Abdus Salam: The Dream of Symmetry
22 Oct 2016
This documentary from 2011 discusses the first Muslim Nobel prize winner in science, Abdus Salam (1926-1996) from Pakistan.
The documentary, which is subdivided into several sections, presents a variety of physicists discussing the impact of Abdus Salam on their own scholarship, as well as on science in the developing world. They recount not only Salam’s science, but his personality and energy. Along the way, Cambridge University’s mathematics and physics studies are discussed in the period when Salam was there, 1946-1950.
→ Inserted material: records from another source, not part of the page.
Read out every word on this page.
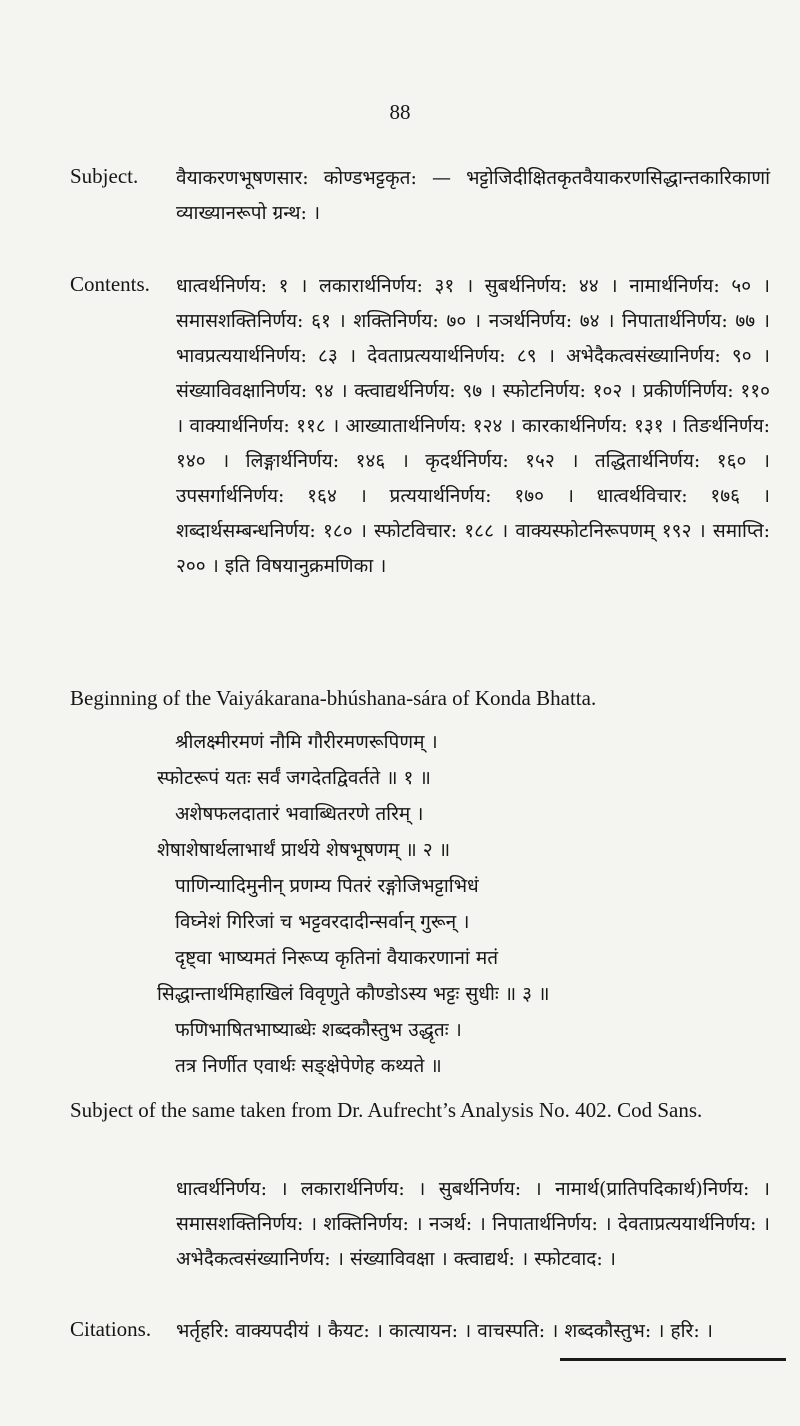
88
Subject. वैयाकरणभूषणसार: कोण्डभट्टकृत: — भट्टोजिदीक्षितकृतवैयाकरणसिद्धान्तकारिकाणां व्याख्यानरूपो ग्रन्थ: ।
Contents. धात्वर्थनिर्णय: १ । लकारार्थनिर्णय: ३१ । सुबर्थनिर्णय: ४४ । नामार्थनिर्णय: ५० । समासशक्तिनिर्णय: ६१ । शक्तिनिर्णय: ७० । नञर्थनिर्णय: ७४ । निपातार्थनिर्णय: ७७ । भावप्रत्ययार्थनिर्णय: ८३ । देवताप्रत्ययार्थनिर्णय: ८९ । अभेदैकत्वसंख्यानिर्णय: ९० । संख्याविवक्षानिर्णय: ९४ । क्त्वाद्यर्थनिर्णय: ९७ । स्फोटनिर्णय: १०२ । प्रकीर्णनिर्णय: ११० । वाक्यार्थनिर्णय: ११८ । आख्यातार्थनिर्णय: १२४ । कारकार्थनिर्णय: १३१ । तिङर्थनिर्णय: १४० । लिङ्गार्थनिर्णय: १४६ । कृदर्थनिर्णय: १५२ । तद्धितार्थनिर्णय: १६० । उपसर्गार्थनिर्णय: १६४ । प्रत्ययार्थनिर्णय: १७० । धात्वर्थविचार: १७६ । शब्दार्थसम्बन्धनिर्णय: १८० । स्फोटविचार: १८८ । वाक्यस्फोटनिरूपणम् १९२ । समाप्ति: २०० । इति विषयानुक्रमणिका ।
Beginning of the Vaiyákarana-bhúshana-sára of Konda Bhatta.

श्रीलक्ष्मीरमणं नौमि गौरीरमणरूपिणम् ।

स्फोटरूपं यतः सर्वं जगदेतद्विवर्तते ॥ १ ॥

अशेषफलदातारं भवाब्धितरणे तरिम् ।

शेषाशेषार्थलाभार्थं प्रार्थये शेषभूषणम् ॥ २ ॥

पाणिन्यादिमुनीन् प्रणम्य पितरं रङ्गोजिभट्टाभिधं

विघ्नेशं गिरिजां च भट्टवरदादीन्सर्वान् गुरून् ।

दृष्ट्वा भाष्यमतं निरूप्य कृतिनां वैयाकरणानां मतं

सिद्धान्तार्थमिहाखिलं विवृणुते कौण्डोऽस्य भट्टः सुधीः ॥ ३ ॥

फणिभाषितभाष्याब्धेः शब्दकौस्तुभ उद्धृतः ।

तत्र निर्णीत एवार्थः सङ्क्षेपेणेह कथ्यते ॥

Subject of the same taken from Dr. Aufrecht’s Analysis No. 402. Cod Sans.
धात्वर्थनिर्णय: । लकारार्थनिर्णय: । सुबर्थनिर्णय: । नामार्थ(प्रातिपदिकार्थ)निर्णय: । समासशक्तिनिर्णय: । शक्तिनिर्णय: । नञर्थ: । निपातार्थनिर्णय: । देवताप्रत्ययार्थनिर्णय: । अभेदैकत्वसंख्यानिर्णय: । संख्याविवक्षा । क्त्वाद्यर्थ: । स्फोटवाद: ।
Citations. भर्तृहरि: वाक्यपदीयं । कैयट: । कात्यायन: । वाचस्पति: । शब्दकौस्तुभ: । हरि: ।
Salam’s biography is presented, from childhood in Pakistan through his education in England. His travels in search of a position that would enable him to both teach and research is documented.
The scientists present a discussion of Abdus Salam’s efforts to understand symmetry in physics, and how his collaborations with other scientists (Steven Weinberg and Sheldon Lee Glashow,) resulted in the Nobel prize in 1979.
There is also a discussion of Abdus Salam’s efforts to build and fund the International Centre for Theoretical Physics in Trieste, Italy.
Islam: There is little mention of Islam. That Dr. Abdus Salam followed the Ahmadi sect is mentioned, as is problems faced by Ahmadis in the 1950s in Pakistan.
Science: The presentation of scientific ideas here is on a high level, which some may find difficult to follow. However, it is an accurate presentation of the understanding of these ideas at the time the documentary was created.
History: The historical material presented is reasonably accurate, if perhaps somewhat idealized.